Don't expect a mea culpa, while the leadership election literature would suggest Mr Poots plans to escalate opposition to the protocol by continuing to boycott the north-south institutions.

This disruptive approach will have limited impact and the notion that it would lead others to collapse the Stormont institutions, playing into the DUP's hands, is absurd.

If the DUP is to secure significant changes to the protocol it surely needs to be more diplomatic, finding sympathetic ears and seeking modifications and improvements rather than adopting an all-or-nothing approach.

Protest hasn't worked in the past and it is unlikely to see the EU and British government abandon this key element of the withdrawal agreement.
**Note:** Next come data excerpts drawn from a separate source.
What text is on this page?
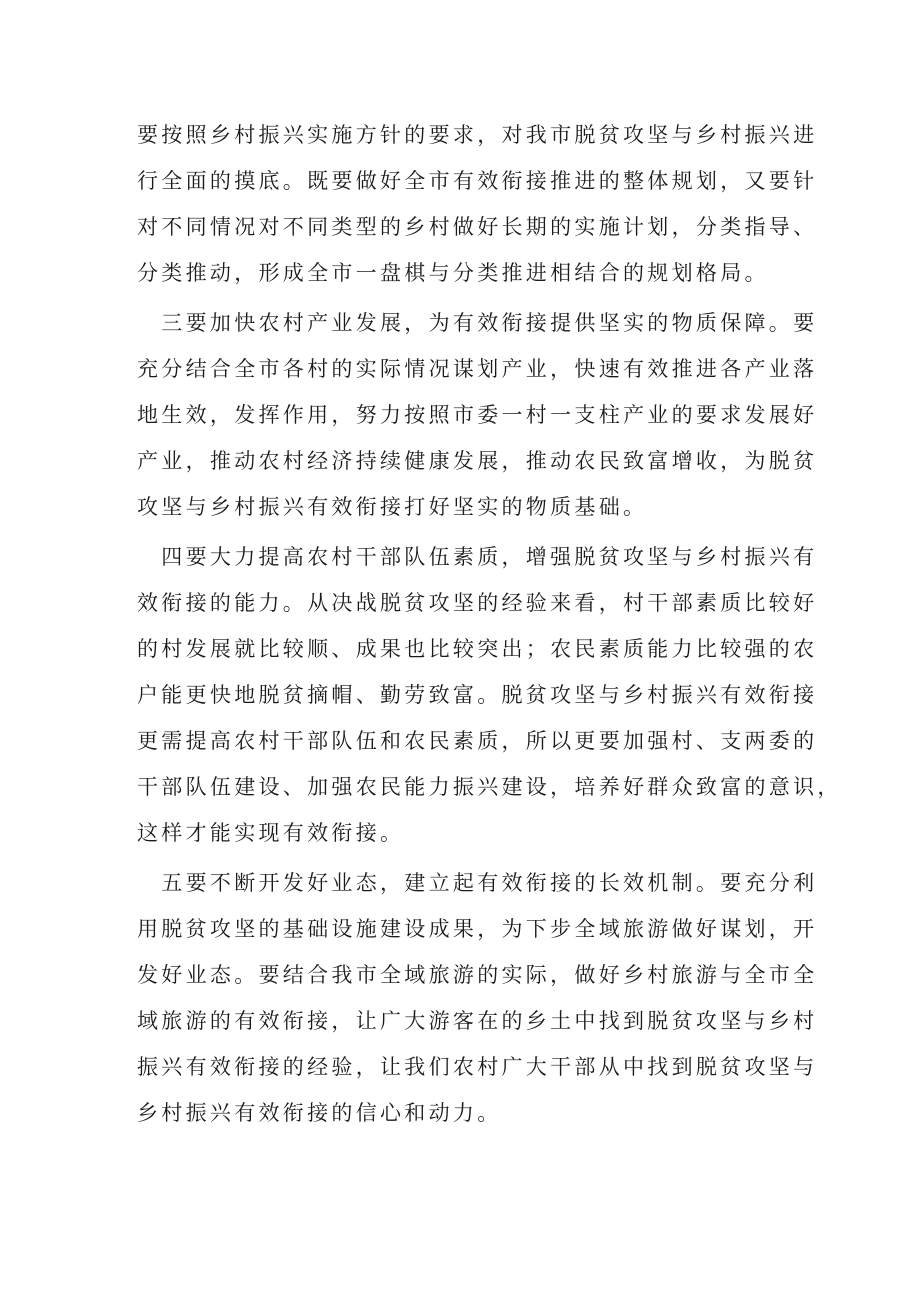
要按照乡村振兴实施方针的要求，对我市脱贫攻坚与乡村振兴进
行全面的摸底。既要做好全市有效衔接推进的整体规划，又要针
对不同情况对不同类型的乡村做好长期的实施计划，分类指导、
分类推动，形成全市一盘棋与分类推进相结合的规划格局。
　三要加快农村产业发展，为有效衔接提供坚实的物质保障。要
充分结合全市各村的实际情况谋划产业，快速有效推进各产业落
地生效，发挥作用，努力按照市委一村一支柱产业的要求发展好
产业，推动农村经济持续健康发展，推动农民致富增收，为脱贫
攻坚与乡村振兴有效衔接打好坚实的物质基础。
　四要大力提高农村干部队伍素质，增强脱贫攻坚与乡村振兴有
效衔接的能力。从决战脱贫攻坚的经验来看，村干部素质比较好
的村发展就比较顺、成果也比较突出；农民素质能力比较强的农
户能更快地脱贫摘帽、勤劳致富。脱贫攻坚与乡村振兴有效衔接
更需提高农村干部队伍和农民素质，所以更要加强村、支两委的
干部队伍建设、加强农民能力振兴建设，培养好群众致富的意识，
这样才能实现有效衔接。
　五要不断开发好业态，建立起有效衔接的长效机制。要充分利
用脱贫攻坚的基础设施建设成果，为下步全域旅游做好谋划，开
发好业态。要结合我市全域旅游的实际，做好乡村旅游与全市全
域旅游的有效衔接，让广大游客在的乡土中找到脱贫攻坚与乡村
振兴有效衔接的经验，让我们农村广大干部从中找到脱贫攻坚与
乡村振兴有效衔接的信心和动力。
In this regard, Sir Jeffrey, with his Westminster experience, would have been more seasoned than Edwin Poots but the new leader has extensive experience of negotiation and taking a pragmatic approach.

But the greatest challenge facing the DUP is Northern Ireland's transforming demography and changing social attitudes.

This, as much as Stormont's three-year dormancy, fuelled the Alliance surge, and as the middle ground grows, the DUP's base contracts.

Increasingly, there is limited appeal among the electorate for badmouthing Sinn Féin and espousing socially conservative views.

The pitch needs to change if the party is to retain its position as the north's largest party. Long-term sustainability will be achieved by taking risks and making friends, not by circling the wagons.